Two authentication flows are supported. The connector picks the right one based on which keys are present in `config`.

```python
# Flow 1: Username + password + security token (quick start / sandboxes)
config = {
    "username": "you@example.com",
    "password": "your-password",
    "security_token": "XXXX",
    "domain": "login",       # optional — "test" for sandboxes, default "login"
}

# Flow 2: OAuth2 refresh-token (recommended for production)
config = {
    "client_id":     "CONNECTED_APP_CONSUMER_KEY",
    "client_secret": "CONNECTED_APP_CONSUMER_SECRET",
    "refresh_token": "REFRESH_TOKEN",
    "instance_url":  "https://your-org.my.salesforce.com",
}
```

## Usage

### Pull records (generic SOQL — any standard or custom SObject)

```python
from aisquare.pipe import PullParams
from aisquare_pipe_salesforce import SalesforceSource

source = SalesforceSource()
params = PullParams(params={
    "object_type": "Account",                 # required
    "fields": ["Id", "Name", "Industry"],     # optional, default: Id/Name/CreatedDate/LastModifiedDate
    "where": "Industry = 'Technology'",       # optional
    "order_by": "CreatedDate DESC",           # optional
    "limit": 100,                             # optional
    "modified_after": "2024-01-01T00:00:00Z", # optional — incremental sync
})

for envelope in source.pull(config, params):
    print(envelope.metadata["salesforce_id"], envelope.data)
```

Need a more complex query?

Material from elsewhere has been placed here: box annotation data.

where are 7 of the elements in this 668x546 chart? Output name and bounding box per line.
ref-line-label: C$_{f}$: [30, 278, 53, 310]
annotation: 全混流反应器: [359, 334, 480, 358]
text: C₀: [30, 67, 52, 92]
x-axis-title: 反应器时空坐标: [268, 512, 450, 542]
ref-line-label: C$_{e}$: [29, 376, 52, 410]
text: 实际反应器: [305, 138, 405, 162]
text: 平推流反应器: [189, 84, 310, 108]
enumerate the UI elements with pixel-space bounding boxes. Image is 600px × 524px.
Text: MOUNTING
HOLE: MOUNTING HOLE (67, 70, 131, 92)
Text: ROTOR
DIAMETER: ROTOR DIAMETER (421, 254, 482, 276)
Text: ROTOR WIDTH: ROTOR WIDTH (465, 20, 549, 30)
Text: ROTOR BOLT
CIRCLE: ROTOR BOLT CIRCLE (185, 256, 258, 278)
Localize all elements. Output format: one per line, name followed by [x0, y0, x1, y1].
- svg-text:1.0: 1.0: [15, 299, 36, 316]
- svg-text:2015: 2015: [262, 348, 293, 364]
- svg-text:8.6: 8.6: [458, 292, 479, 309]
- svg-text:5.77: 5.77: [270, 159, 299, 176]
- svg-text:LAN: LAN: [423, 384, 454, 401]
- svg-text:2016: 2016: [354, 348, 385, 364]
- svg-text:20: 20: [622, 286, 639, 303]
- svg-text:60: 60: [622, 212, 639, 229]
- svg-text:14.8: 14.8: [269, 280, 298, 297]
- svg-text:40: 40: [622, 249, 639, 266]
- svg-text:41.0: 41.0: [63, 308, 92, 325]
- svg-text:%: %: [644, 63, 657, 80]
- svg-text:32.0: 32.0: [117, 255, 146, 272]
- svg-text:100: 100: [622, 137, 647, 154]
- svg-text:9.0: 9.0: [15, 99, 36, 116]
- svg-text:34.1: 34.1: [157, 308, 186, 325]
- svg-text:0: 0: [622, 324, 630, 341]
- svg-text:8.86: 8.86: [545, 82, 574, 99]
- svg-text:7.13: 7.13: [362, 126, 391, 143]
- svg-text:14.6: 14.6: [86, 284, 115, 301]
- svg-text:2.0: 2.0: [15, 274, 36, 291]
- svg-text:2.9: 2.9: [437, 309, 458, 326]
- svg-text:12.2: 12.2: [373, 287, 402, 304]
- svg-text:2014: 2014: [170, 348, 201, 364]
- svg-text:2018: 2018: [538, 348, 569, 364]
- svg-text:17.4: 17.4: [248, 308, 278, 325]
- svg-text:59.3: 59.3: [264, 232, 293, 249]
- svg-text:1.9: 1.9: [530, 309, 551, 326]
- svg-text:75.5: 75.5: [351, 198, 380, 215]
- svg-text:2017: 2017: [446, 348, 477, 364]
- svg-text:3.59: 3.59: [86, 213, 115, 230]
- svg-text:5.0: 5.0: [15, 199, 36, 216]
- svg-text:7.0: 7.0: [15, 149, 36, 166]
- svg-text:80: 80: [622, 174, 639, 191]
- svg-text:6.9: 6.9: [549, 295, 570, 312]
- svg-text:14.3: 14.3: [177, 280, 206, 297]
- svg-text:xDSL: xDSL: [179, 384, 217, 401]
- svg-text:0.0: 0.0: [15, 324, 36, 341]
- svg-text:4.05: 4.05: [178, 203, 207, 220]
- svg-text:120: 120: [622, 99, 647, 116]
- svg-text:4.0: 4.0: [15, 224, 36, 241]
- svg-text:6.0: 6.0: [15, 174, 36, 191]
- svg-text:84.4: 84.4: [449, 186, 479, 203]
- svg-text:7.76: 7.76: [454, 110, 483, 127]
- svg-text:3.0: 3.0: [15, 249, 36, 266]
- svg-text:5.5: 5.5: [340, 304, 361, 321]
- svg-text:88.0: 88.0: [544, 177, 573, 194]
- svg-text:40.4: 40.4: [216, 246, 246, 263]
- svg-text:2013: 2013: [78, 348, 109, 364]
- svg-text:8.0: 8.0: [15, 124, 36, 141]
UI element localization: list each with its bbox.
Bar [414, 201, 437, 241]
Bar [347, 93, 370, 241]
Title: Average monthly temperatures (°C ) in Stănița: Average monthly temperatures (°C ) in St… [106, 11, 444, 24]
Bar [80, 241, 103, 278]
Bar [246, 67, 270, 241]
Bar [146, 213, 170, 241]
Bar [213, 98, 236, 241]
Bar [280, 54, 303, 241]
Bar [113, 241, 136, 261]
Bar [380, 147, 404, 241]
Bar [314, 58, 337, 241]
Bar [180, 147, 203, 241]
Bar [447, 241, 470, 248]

Pass `soql` directly and the connector will use it verbatim:

```python
params = PullParams(params={
    "object_type": "Account",  # still required for metadata tagging
    "soql": "SELECT Id, Name, (SELECT Id FROM Contacts) FROM Account LIMIT 10",
})
```

### Push records (insert / update / upsert)

```python
from aisquare.pipe import DataEnvelope, PushParams
from aisquare_pipe_salesforce import SalesforceSink

sink = SalesforceSink()

# Insert (no salesforce_id in metadata)
envelope = DataEnvelope(
    content_type="application/json",
    data={"Name": "Acme Corp", "Industry": "Technology"},
    source_id="my-app",
    metadata={"object_type": "Account"},
)
result = sink.push(envelope, config)
print(f"Created Account: {result.ref}")

# Update (salesforce_id in metadata → inferred as update)
envelope = DataEnvelope(
    content_type="application/json",
    data={"Industry": "Healthcare"},
    source_id="my-app",
    metadata={"object_type": "Account", "salesforce_id": "0011x0000XXXXXX"},
)
sink.push(envelope, config)

# Upsert by external id
envelope = DataEnvelope(
    content_type="application/json",
    data={"Name": "Acme Corp", "Industry": "Tech"},
    source_id="my-app",
    metadata={"object_type": "Account", "external_id_field": "External_Id__c"},
)
sink.push(envelope, config, PushParams(params={"external_id_value": "ext-123"}))
```

### Pipeline (Salesforce → local)

```python
from aisquare.pipe import Pipeline, PullParams

result = Pipeline(source=SalesforceSource(), sink=LocalSink()).run(
    {
        "salesforce-source": config,
        "local-sink": {"output_dir": "./accounts"},
    },
    pull_params=PullParams(params={"object_type": "Account", "limit": 50}),
)
```

## Features

- **Generic SObject support** — Account, Contact, Lead, Opportunity, custom objects (`Foo__c`), all via one connector
- **Dual auth** — username/password+token (dev) and OAuth2 refresh-token (production)
- **Incremental sync** — `modified_after` param appends `LastModifiedDate > <ts>` to the SOQL
- **SOQL escape hatch** — pass `soql` verbatim for joins, sub-queries, aggregates
- **Insert / update / upsert dispatch** — inferred from metadata, or set explicitly via `params["operation"]`
- **Rate-limit-aware** — exponential backoff on `REQUEST_LIMIT_EXCEEDED` / HTTP 503

## Notes

- For very large pulls, set a reasonable `limit` and use `modified_after` for incremental syncs to avoid hitting per-call governor limits.
- OAuth2 access tokens are exchanged at client creation; for long-running pulls that span the access-token TTL, re-create the source.
- Salesforce `attributes` keys (the SDK's metadata noise) are stripped from each record before yielding.